The dota community seemed to like it. :)
Basically, it was an interactive editor where you could slightly move along stylegan directions, combined with Peter Baylies' reverse encoder to slightly morph the image to a specific face on demand.
It was instantly so much better than any automated solution. It felt like being a pilot in front of the controls of a cockpit.
Drawing samples from "simple" distributions like normal distributions is computationally easy. You can do it in microseconds. Sampling an arbitrary 1-D distribution is a bit harder - you have to invert its cumulative density function to recover probability under an "equivalent" uniform random variable, and potentially use a rejection sampling approach to sample 1-D values under this distribution.
Sampling a high-D distribution (such as an image) is even harder - you need to learn a mapping from this high-D image back to "tractable" densities. This imposes some pretty harsh "optimization bottlenecks" when trying to contort the manifold of images to normal distributions. The whole point of this exercise is that the transformation respects a valid probability distribution, so you can start from the normal distribution and apply this mapping to get a valid sample from the image distribution. This in practice is pretty hard, and the quality of samples seems to be lower than other forms of deep generative models which use less parameters.
Now instead of learning such a complex, hard-to-optimize transformation to valid densities, what if we instead learn a function E(x) that outputs a scalar "energy". The energy is low for "realistic" images, and high for unrealistic images. Kind of like inverse probability, except its not normalized - the energy value tells you nothing about likelihood unless you know the energy for all other images possible. This tends to actually be easier than learning densities, because the functional form of this energy function is unconstrained.
Furthermore, not knowing likelihoods doesn't stop you from getting "realistic" image, as all you need to do is descend the gradient x -= d/dx E(x), which takes you to an image with "lower" energy (i.e. more realistic). Under certain procedures (e.g. adding some noise to the gradient), this can be thought of as actually equivalent to sampling from a valid probability distribution, even though you can't compute its likelihood analytically.
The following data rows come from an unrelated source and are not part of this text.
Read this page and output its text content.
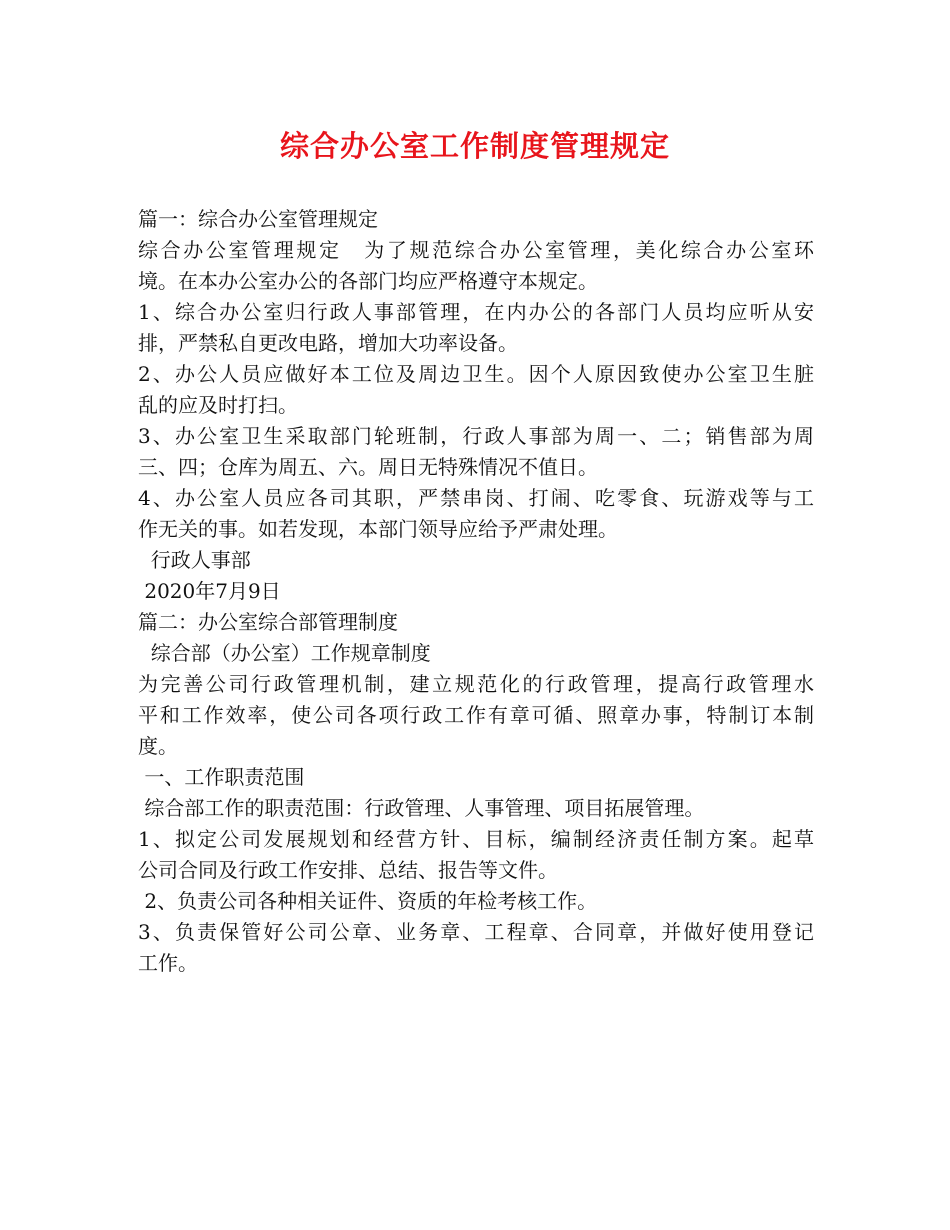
综合办公室工作制度管理规定
篇一：综合办公室管理规定
综合办公室管理规定　为了规范综合办公室管理，美化综合办公室环
境。在本办公室办公的各部门均应严格遵守本规定。
1、综合办公室归行政人事部管理，在内办公的各部门人员均应听从安
排，严禁私自更改电路，增加大功率设备。
2、办公人员应做好本工位及周边卫生。因个人原因致使办公室卫生脏
乱的应及时打扫。
3、办公室卫生采取部门轮班制，行政人事部为周一、二；销售部为周
三、四；仓库为周五、六。周日无特殊情况不值日。
4、办公室人员应各司其职，严禁串岗、打闹、吃零食、玩游戏等与工
作无关的事。如若发现，本部门领导应给予严肃处理。
行政人事部
2020年7月9日
篇二：办公室综合部管理制度
综合部（办公室）工作规章制度
为完善公司行政管理机制，建立规范化的行政管理，提高行政管理水
平和工作效率，使公司各项行政工作有章可循、照章办事，特制订本制
度。
一、工作职责范围
综合部工作的职责范围：行政管理、人事管理、项目拓展管理。
1、拟定公司发展规划和经营方针、目标，编制经济责任制方案。起草
公司合同及行政工作安排、总结、报告等文件。
2、负责公司各种相关证件、资质的年检考核工作。
3、负责保管好公司公章、业务章、工程章、合同章，并做好使用登记
工作。
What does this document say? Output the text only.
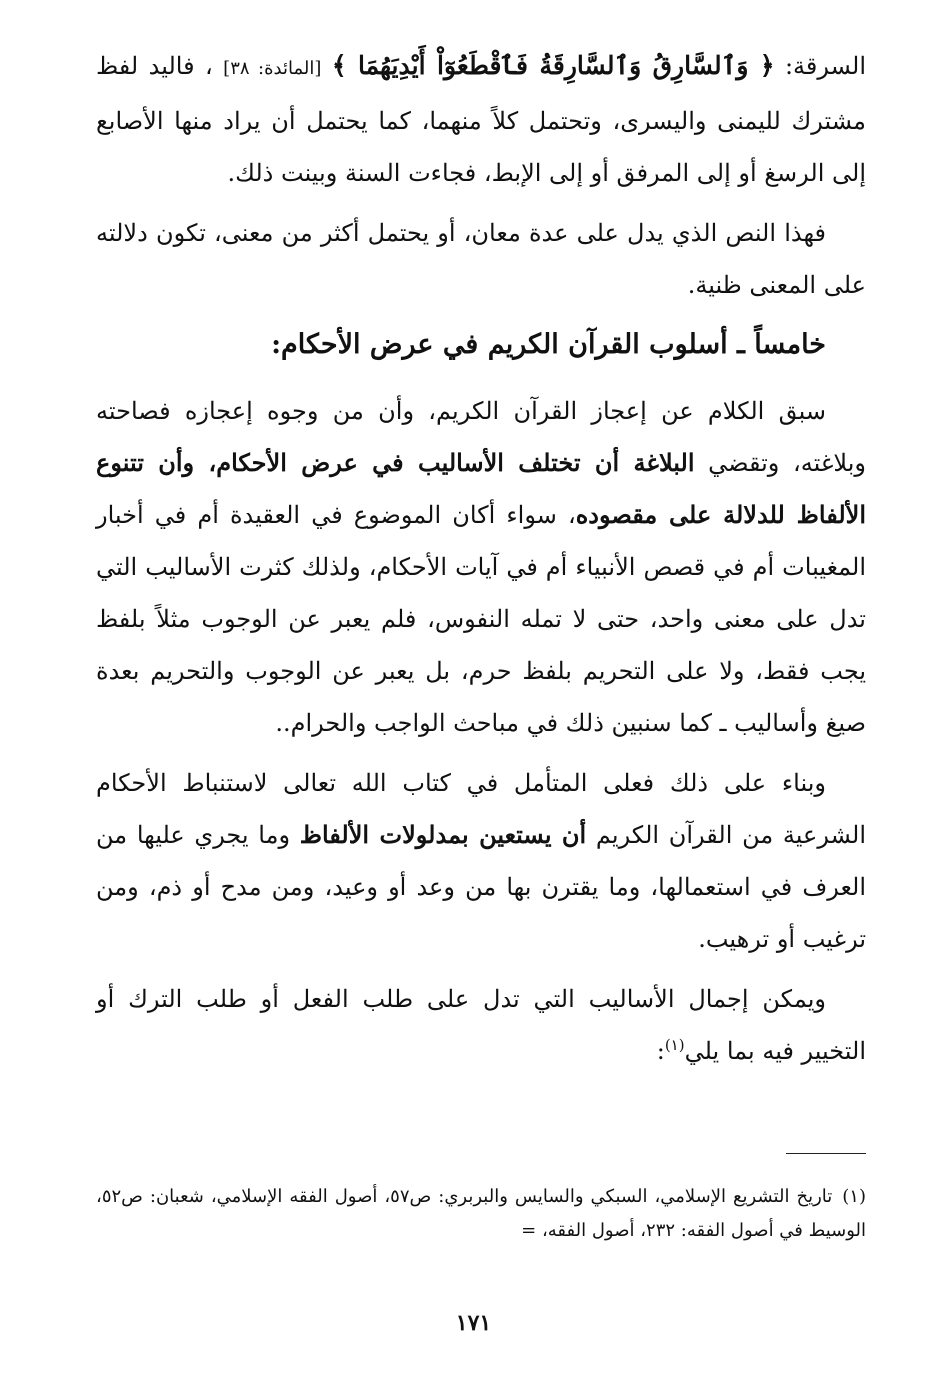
السرقة: ﴿ وَٱلسَّارِقُ وَٱلسَّارِقَةُ فَٱقْطَعُوٓاْ أَيْدِيَهُمَا ﴾ [المائدة: ٣٨] ، فاليد لفظ مشترك لليمنى واليسرى، وتحتمل كلاً منهما، كما يحتمل أن يراد منها الأصابع إلى الرسغ أو إلى المرفق أو إلى الإبط، فجاءت السنة وبينت ذلك.

فهذا النص الذي يدل على عدة معان، أو يحتمل أكثر من معنى، تكون دلالته على المعنى ظنية.

خامساً ـ أسلوب القرآن الكريم في عرض الأحكام:

سبق الكلام عن إعجاز القرآن الكريم، وأن من وجوه إعجازه فصاحته وبلاغته، وتقضي البلاغة أن تختلف الأساليب في عرض الأحكام، وأن تتنوع الألفاظ للدلالة على مقصوده، سواء أكان الموضوع في العقيدة أم في أخبار المغيبات أم في قصص الأنبياء أم في آيات الأحكام، ولذلك كثرت الأساليب التي تدل على معنى واحد، حتى لا تمله النفوس، فلم يعبر عن الوجوب مثلاً بلفظ يجب فقط، ولا على التحريم بلفظ حرم، بل يعبر عن الوجوب والتحريم بعدة صيغ وأساليب ـ كما سنبين ذلك في مباحث الواجب والحرام..

وبناء على ذلك فعلى المتأمل في كتاب الله تعالى لاستنباط الأحكام الشرعية من القرآن الكريم أن يستعين بمدلولات الألفاظ وما يجري عليها من العرف في استعمالها، وما يقترن بها من وعد أو وعيد، ومن مدح أو ذم، ومن ترغيب أو ترهيب.

ويمكن إجمال الأساليب التي تدل على طلب الفعل أو طلب الترك أو التخيير فيه بما يلي$^{(١)}$:

(١)تاريخ التشريع الإسلامي، السبكي والسايس والبربري: ص٥٧، أصول الفقه الإسلامي، شعبان: ص٥٢، الوسيط في أصول الفقه: ٢٣٢، أصول الفقه، =
١٧١
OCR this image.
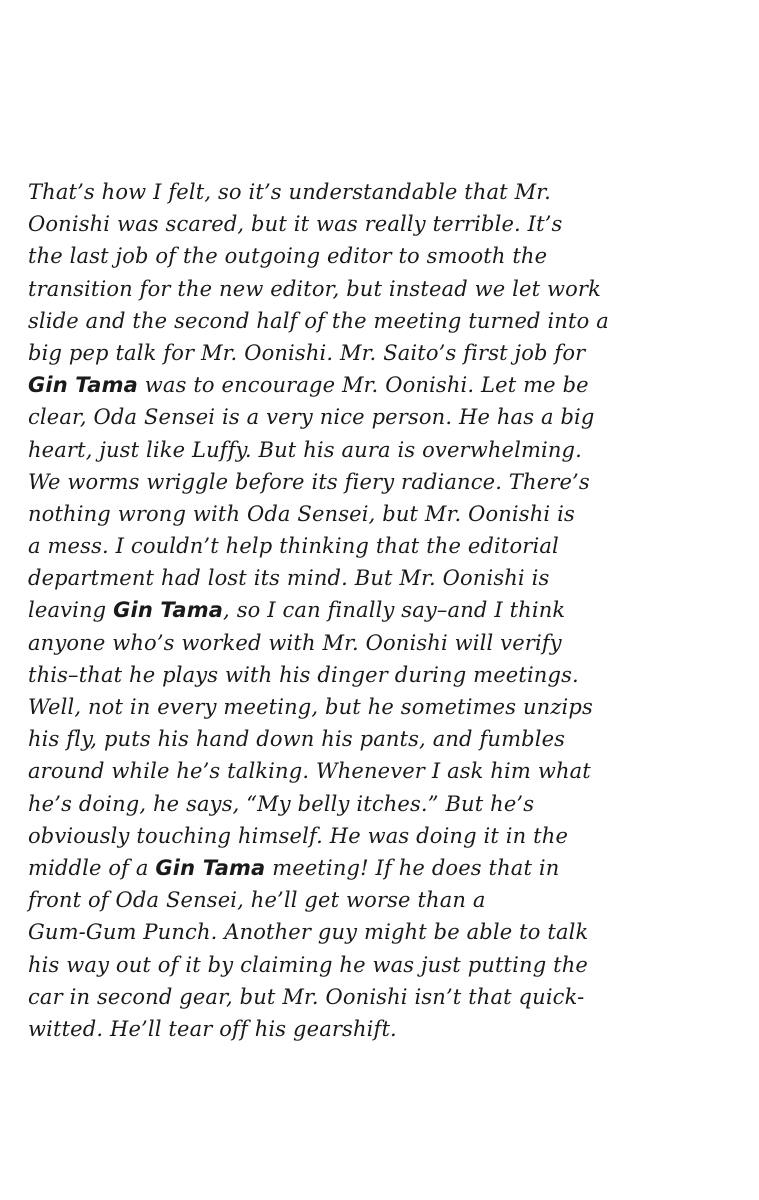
That’s how I felt, so it’s understandable that Mr.
Oonishi was scared, but it was really terrible. It’s
the last job of the outgoing editor to smooth the
transition for the new editor, but instead we let work
slide and the second half of the meeting turned into a
big pep talk for Mr. Oonishi. Mr. Saito’s first job for
Gin Tama was to encourage Mr. Oonishi. Let me be
clear, Oda Sensei is a very nice person. He has a big
heart, just like Luffy. But his aura is overwhelming.
We worms wriggle before its fiery radiance. There’s
nothing wrong with Oda Sensei, but Mr. Oonishi is
a mess. I couldn’t help thinking that the editorial
department had lost its mind. But Mr. Oonishi is
leaving Gin Tama , so I can finally say–and I think
anyone who’s worked with Mr. Oonishi will verify
this–that he plays with his dinger during meetings.
Well, not in every meeting, but he sometimes unzips
his fly, puts his hand down his pants, and fumbles
around while he’s talking. Whenever I ask him what
he’s doing, he says, “My belly itches.” But he’s
obviously touching himself. He was doing it in the
middle of a Gin Tama meeting! If he does that in
front of Oda Sensei, he’ll get worse than a
Gum-Gum Punch. Another guy might be able to talk
his way out of it by claiming he was just putting the
car in second gear, but Mr. Oonishi isn’t that quick-
witted. He’ll tear off his gearshift.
The diffusion probabilistic model you refer to can be thought of as such a model - the more steps you take (i.e. the more compute you spend), the better the quality of the model.
GANs can be thought of as a one-pass neural network amortization of the end result of the diffusion process, but unlike MCMC methods, they cannot be "iteratively refined" with additional compute. Their sample quality is limited to whatever the generator spits out, even if you had additional compute.
But at a surface level, there isn't a clear connection between DDPM and energy-based models.
In a similar ilk, there's this ICLR paper from this year using stochastic differential equations for generative modelling: https://arxiv.org/abs/2011.13456
GANs blindspots have the potential to generate some confusing optical illusions.
Repeatedly clicking refresh on https://thispersondoesnotexist.com/ I eventually reached an image where the top of a generated man's head melted into the room behind it.
Melted, not faded.
The room and the man's head were not in anyway separate and superimposed, it was a perfect fluid transition.
Looking at it, it genuinely felt like my brain was malfunctioning.
I don't know the extent to which it was due to under-training or some more fundamental limitation of GANs; the feeling that I had was that the generator had found an exploitable hole in the discernor's comprehension.